Thursday, 2 May 2013


I paid a number of visits to Gooig Bog near Castleconnell, Co. Limerick, in the past few weeks in search of Spring migrants.  This partly dug out bog, straddling the Limerick/Tipperary border, is always a good spot to catch up with the first arrivals.  Most migrants have been at least two to three weeks later than previous years because of the persistent northerly winds and poor weather on mainland Europe.  I saw my first Whitethroat of the year there yesterday and heard a few others nearby.  I also had my first Cuckoo there one evening last week and Willow Warblers in the middle of the month.

Whitethroats can be skulking in behaviour and are reluctant to show themselves even when singing so it can be quite difficult to get a full clean view shot. Unlike may of the earlier arrivals they appear to be arriving on schedule this year.

Whitethroat  ©Tom Tarpey

The Cuckoo appeared late in the evening but was still calling vigorously and causing consternation among the local Meadow Pipits.  I just about manged to get a few shots in the fading light.

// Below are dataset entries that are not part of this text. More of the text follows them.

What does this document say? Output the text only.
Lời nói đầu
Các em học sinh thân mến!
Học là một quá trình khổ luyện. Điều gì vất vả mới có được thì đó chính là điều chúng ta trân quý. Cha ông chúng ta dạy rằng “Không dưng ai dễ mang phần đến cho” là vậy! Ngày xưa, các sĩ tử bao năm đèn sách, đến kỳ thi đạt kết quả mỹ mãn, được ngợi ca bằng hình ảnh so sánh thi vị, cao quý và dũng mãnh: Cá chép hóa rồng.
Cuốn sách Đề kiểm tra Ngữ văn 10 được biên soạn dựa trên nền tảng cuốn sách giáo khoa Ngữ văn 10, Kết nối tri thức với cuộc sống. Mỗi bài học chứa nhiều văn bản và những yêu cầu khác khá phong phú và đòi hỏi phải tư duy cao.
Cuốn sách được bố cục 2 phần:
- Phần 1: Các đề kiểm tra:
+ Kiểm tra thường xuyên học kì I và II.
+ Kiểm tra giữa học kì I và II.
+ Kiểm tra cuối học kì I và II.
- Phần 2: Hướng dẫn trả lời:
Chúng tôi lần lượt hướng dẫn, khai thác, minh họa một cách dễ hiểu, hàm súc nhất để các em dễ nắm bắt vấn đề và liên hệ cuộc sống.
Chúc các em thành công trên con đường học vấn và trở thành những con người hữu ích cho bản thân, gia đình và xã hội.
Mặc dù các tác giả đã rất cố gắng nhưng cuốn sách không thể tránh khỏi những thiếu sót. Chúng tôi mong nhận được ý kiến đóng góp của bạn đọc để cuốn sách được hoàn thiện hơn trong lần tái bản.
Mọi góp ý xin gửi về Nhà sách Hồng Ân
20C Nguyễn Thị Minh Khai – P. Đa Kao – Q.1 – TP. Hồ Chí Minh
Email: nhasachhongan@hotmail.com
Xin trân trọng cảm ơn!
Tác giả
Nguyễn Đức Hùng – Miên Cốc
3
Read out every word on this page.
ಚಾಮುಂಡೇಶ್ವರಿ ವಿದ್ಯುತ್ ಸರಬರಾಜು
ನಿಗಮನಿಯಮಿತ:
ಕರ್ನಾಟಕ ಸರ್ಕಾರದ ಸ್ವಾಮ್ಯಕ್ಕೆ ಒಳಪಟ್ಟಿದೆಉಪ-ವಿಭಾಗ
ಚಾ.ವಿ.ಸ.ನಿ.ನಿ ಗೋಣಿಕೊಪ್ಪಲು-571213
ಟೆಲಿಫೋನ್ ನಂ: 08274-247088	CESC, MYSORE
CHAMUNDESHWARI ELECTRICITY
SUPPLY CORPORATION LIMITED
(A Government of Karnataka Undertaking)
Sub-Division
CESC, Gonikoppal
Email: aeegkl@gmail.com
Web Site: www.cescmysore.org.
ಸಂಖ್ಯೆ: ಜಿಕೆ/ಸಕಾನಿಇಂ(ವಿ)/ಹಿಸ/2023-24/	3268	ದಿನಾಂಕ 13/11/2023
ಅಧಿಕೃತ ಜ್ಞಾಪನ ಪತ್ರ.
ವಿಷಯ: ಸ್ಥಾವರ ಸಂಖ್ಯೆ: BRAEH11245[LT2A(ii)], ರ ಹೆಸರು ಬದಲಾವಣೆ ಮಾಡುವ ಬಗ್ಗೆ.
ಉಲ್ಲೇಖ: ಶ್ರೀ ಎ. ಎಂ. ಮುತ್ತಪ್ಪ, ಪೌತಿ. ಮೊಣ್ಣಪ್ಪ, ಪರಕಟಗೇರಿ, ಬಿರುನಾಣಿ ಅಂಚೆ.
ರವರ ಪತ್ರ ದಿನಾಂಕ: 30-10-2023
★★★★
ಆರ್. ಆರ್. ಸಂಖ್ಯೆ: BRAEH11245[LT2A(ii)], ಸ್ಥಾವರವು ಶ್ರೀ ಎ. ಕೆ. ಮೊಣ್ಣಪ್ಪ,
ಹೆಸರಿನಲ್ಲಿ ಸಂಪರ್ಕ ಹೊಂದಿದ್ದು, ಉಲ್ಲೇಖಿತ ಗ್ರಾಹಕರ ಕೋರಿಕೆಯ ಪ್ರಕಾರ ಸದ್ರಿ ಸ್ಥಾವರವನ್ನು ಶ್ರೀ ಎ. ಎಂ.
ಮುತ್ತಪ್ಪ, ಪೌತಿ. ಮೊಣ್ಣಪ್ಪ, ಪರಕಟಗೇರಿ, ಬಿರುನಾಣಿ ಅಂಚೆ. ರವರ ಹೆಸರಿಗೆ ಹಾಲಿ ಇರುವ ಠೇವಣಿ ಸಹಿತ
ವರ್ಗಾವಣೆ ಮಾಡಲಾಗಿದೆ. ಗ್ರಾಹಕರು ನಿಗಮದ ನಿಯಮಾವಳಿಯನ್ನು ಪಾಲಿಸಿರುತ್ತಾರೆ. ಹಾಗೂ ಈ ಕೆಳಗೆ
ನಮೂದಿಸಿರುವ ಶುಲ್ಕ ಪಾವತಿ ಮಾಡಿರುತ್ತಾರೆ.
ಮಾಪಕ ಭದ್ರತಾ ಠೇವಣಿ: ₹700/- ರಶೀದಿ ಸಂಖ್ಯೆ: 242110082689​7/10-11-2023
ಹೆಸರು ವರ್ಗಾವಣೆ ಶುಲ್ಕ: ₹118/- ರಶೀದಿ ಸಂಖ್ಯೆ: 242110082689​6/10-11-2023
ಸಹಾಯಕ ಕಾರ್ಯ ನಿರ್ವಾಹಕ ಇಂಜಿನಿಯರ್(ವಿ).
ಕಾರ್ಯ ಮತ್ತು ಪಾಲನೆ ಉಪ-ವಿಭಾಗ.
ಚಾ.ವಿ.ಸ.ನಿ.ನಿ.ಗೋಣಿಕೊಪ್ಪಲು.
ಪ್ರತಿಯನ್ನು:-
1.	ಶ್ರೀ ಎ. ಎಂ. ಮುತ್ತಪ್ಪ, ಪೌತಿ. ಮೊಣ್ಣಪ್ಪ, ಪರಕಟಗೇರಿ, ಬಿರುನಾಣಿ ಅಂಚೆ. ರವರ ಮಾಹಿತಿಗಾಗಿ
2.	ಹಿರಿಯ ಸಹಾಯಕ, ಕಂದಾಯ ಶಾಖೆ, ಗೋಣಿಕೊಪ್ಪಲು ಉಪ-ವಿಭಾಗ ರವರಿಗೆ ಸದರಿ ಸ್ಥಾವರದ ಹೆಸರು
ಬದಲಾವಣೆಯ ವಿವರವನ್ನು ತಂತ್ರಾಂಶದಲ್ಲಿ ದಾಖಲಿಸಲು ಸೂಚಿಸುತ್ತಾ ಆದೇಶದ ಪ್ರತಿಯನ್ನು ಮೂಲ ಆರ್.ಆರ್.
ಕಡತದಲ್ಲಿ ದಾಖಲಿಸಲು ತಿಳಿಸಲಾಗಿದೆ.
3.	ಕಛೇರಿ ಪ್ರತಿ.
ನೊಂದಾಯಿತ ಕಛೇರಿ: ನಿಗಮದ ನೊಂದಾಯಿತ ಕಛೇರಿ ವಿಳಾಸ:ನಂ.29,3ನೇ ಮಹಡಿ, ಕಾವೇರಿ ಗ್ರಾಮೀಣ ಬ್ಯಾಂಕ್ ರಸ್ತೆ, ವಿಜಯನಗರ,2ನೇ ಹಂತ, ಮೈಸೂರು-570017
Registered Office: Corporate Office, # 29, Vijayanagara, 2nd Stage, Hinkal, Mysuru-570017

It appears that the arrival of Cuckoos here was at least a week behind normal due to the poor spring weather.  This impact can clearly be seen from an ongoing satellite tracking study of Cuckoos in Britain ( Of the five birds in the study only one had arrived back in Britain by April 26th and up to today the number was still only at two, with a third bird having briefly crossed into England and promptly reversed south back to France. One bird still remains in Morocco.  Considering this information the the first two birds reported in Limerick on April 23rd and 25th appear to be very much at the head of the posse this year. 

 The BTO study is well worth a look.  The movements of the birds can be tracked on a daily basis throughout the year. It shows a very marked south easterly bias on the southward migration through the central Mediterranean, down into Libya or Egypt, resting in the Sahel belt in Chad and finally wintering in the Congo. The northward migration is quite different with birds moving north westwards initially, filtering up to Nigeria and the Ivory coast before crossing the western Sahara.  They also take a more westerly route through Europe via Spain and France.  Interestingly it shows that some of the birds spend less than two months of the summer in Europe.

Cuckoo (male) ©Tom Tarpey

Willow Warblers are perhaps the most characteristic species of places like Gooig Bog, as they are fairly abundant and they tirelessly fill the area with their descending song through Spring and early Summer.